ABSTRACT The history of the Great Patriotic War has become post-Soviet Russia’s universal language for political discussion and the only effective “bond.” As the most advantageous narrative from the perspective of the regime’s interests, it is this narrative of war that the Kremlin seeks to control above all. Memory of the war has been “appropriated” by the state, and the more freedom it has to manipulate this, the less veterans are able to challenge its triumphal mythmaking. However, the memory of war is, for most Russians, not limited to any official narrative in school texts, books, or films. For each family, it is also a family history, an object of pride, and a memory of tragedy. The state’s appropriation of the war and the pressure of “military-patriotic propaganda” have sparked resistance among a significant portion of society, along with a desire to affirm their own family memories. The “Immortal Regiment” was originally an attempt to seize power from the state monopoly and to assert the history of the war as a family history, one not inscribed in the state narrative alone, but that also subordinates the state narrative to family memory. Millions of Russians took to the streets to assert their right to history, the most powerful political statement in Russia’s entire post-Soviet history.

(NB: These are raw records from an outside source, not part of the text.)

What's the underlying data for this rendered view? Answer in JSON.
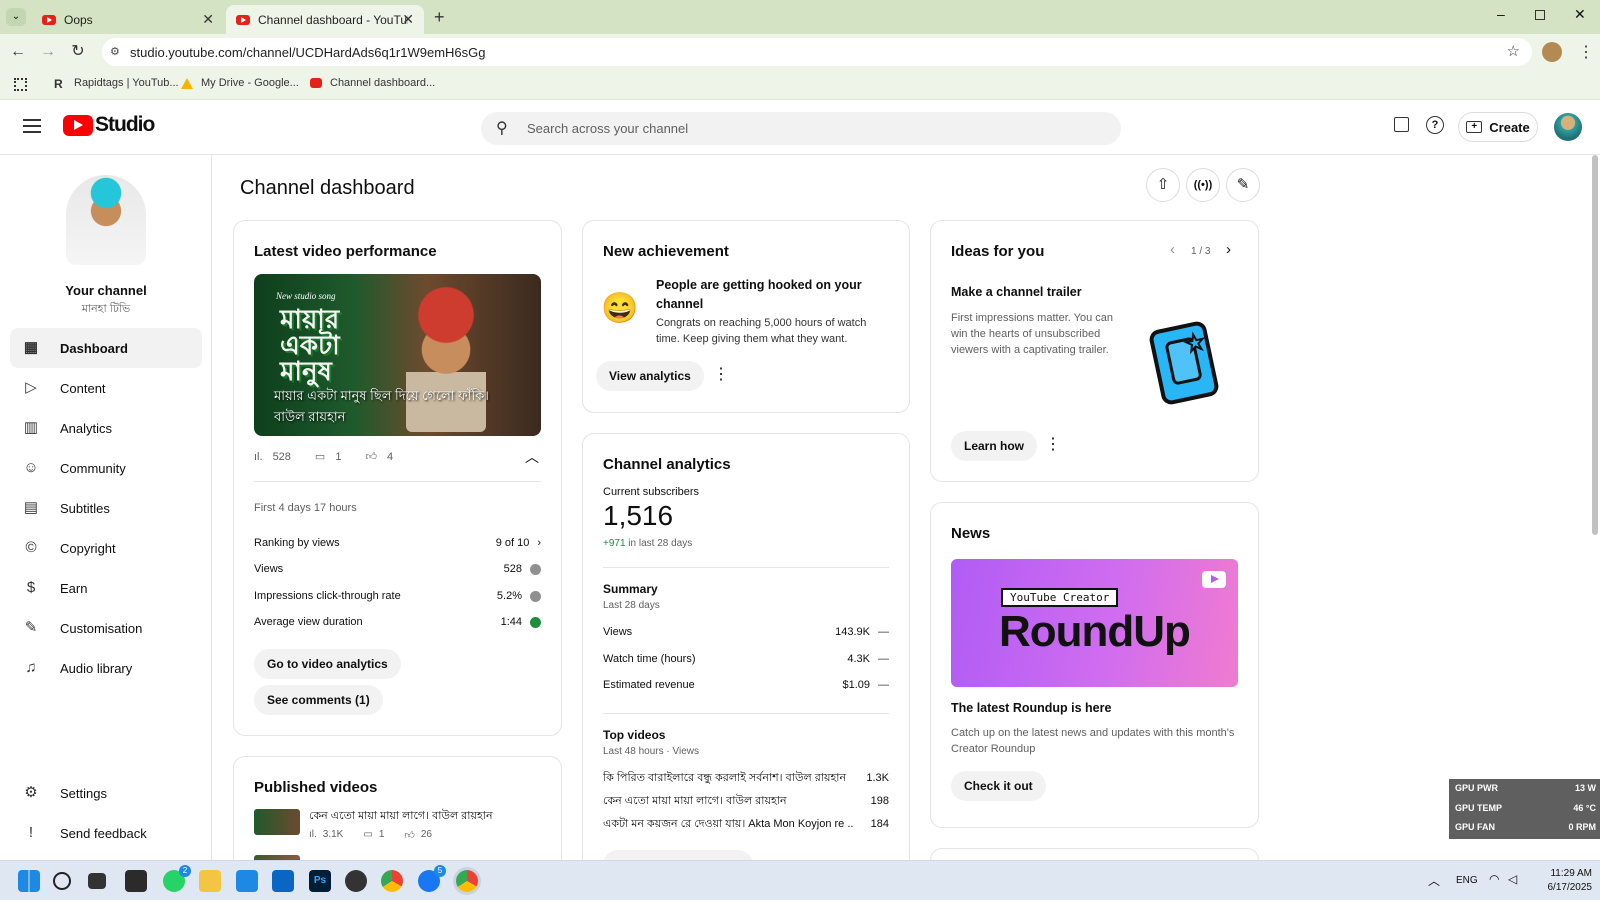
{
  "browser": {
    "tabs": [
      {
        "label": "Oops"
      },
      {
        "label": "Channel dashboard - YouTube S"
      }
    ],
    "url": "studio.youtube.com/channel/UCDHardAds6q1r1W9emH6sGg",
    "bookmarks": [
      {
        "label": "Rapidtags | YouTub..."
      },
      {
        "label": "My Drive - Google..."
      },
      {
        "label": "Channel dashboard..."
      }
    ]
  },
  "header": {
    "logo_text": "Studio",
    "search_placeholder": "Search across your channel",
    "create_label": "Create"
  },
  "sidebar": {
    "channel_label": "Your channel",
    "channel_name": "মানহা টিভি",
    "items": [
      {
        "label": "Dashboard"
      },
      {
        "label": "Content"
      },
      {
        "label": "Analytics"
      },
      {
        "label": "Community"
      },
      {
        "label": "Subtitles"
      },
      {
        "label": "Copyright"
      },
      {
        "label": "Earn"
      },
      {
        "label": "Customisation"
      },
      {
        "label": "Audio library"
      }
    ],
    "bottom": [
      {
        "label": "Settings"
      },
      {
        "label": "Send feedback"
      }
    ]
  },
  "page": {
    "title": "Channel dashboard"
  },
  "latest": {
    "title": "Latest video performance",
    "thumb_small": "New studio song",
    "thumb_big": "মায়ার একটা মানুষ",
    "thumb_caption1": "মায়ার একটা মানুষ ছিল দিয়ে গেলো ফাঁকি।",
    "thumb_caption2": "বাউল রায়হান",
    "views_count": "528",
    "comments_count": "1",
    "likes_count": "4",
    "period": "First 4 days 17 hours",
    "metrics": [
      {
        "label": "Ranking by views",
        "value": "9 of 10"
      },
      {
        "label": "Views",
        "value": "528"
      },
      {
        "label": "Impressions click-through rate",
        "value": "5.2%"
      },
      {
        "label": "Average view duration",
        "value": "1:44"
      }
    ],
    "btn_analytics": "Go to video analytics",
    "btn_comments": "See comments (1)"
  },
  "published": {
    "title": "Published videos",
    "items": [
      {
        "title": "কেন এতো মায়া মায়া লাগে। বাউল রায়হান",
        "views": "3.1K",
        "comments": "1",
        "likes": "26"
      }
    ]
  },
  "achievement": {
    "title": "New achievement",
    "emoji": "😄",
    "headline": "People are getting hooked on your channel",
    "body": "Congrats on reaching 5,000 hours of watch time. Keep giving them what they want.",
    "btn": "View analytics"
  },
  "analytics": {
    "title": "Channel analytics",
    "subs_label": "Current subscribers",
    "subs_value": "1,516",
    "subs_change": "+971",
    "subs_change_suffix": " in last 28 days",
    "summary_title": "Summary",
    "summary_period": "Last 28 days",
    "summary": [
      {
        "label": "Views",
        "value": "143.9K"
      },
      {
        "label": "Watch time (hours)",
        "value": "4.3K"
      },
      {
        "label": "Estimated revenue",
        "value": "$1.09"
      }
    ],
    "top_title": "Top videos",
    "top_period": "Last 48 hours · Views",
    "top": [
      {
        "title": "কি পিরিত বারাইলারে বন্ধু করলাই সর্বনাশ। বাউল রায়হান",
        "value": "1.3K"
      },
      {
        "title": "কেন এতো মায়া মায়া লাগে। বাউল রায়হান",
        "value": "198"
      },
      {
        "title": "একটা মন কয়জন রে দেওয়া যায়। Akta Mon Koyjon re ...",
        "value": "184"
      }
    ]
  },
  "ideas": {
    "title": "Ideas for you",
    "pager": "1 / 3",
    "headline": "Make a channel trailer",
    "body": "First impressions matter. You can win the hearts of unsubscribed viewers with a captivating trailer.",
    "btn": "Learn how"
  },
  "news": {
    "title": "News",
    "banner_tag": "YouTube Creator",
    "banner_big": "RoundUp",
    "headline": "The latest Roundup is here",
    "body": "Catch up on the latest news and updates with this month's Creator Roundup",
    "btn": "Check it out"
  },
  "gpu": [
    {
      "label": "GPU PWR",
      "value": "13 W"
    },
    {
      "label": "GPU TEMP",
      "value": "46 °C"
    },
    {
      "label": "GPU FAN",
      "value": "0 RPM"
    }
  ],
  "taskbar": {
    "lang": "ENG",
    "time": "11:29 AM",
    "date": "6/17/2025",
    "whatsapp_badge": "2",
    "messenger_badge": "5"
  },
  "colors": {
    "yt_red": "#ff0000",
    "positive": "#1e8e3e",
    "news_gradient_start": "#b05cf5",
    "news_gradient_end": "#f07bd0"
  }
}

The state has tried to paint the Immortal Regiment as a loyalist movement, because it speaks to the same topic that constitutes the core of the regime’s own political ideology, the Great Patriotic War. Meanwhile, it is clear even to the regime itself that this movement is discussing the war differently, in fact undermining the state’s interpretive monopoly on the military past and, consequently, its right to make political statements that exploit the theme of the war. It nevertheless remains too early to say whether the state has fully integrated this action into the propaganda mainstream. Furthermore, the power of the Immortal Regiment is even forcing propaganda to adapt to the demands of family and personal memory.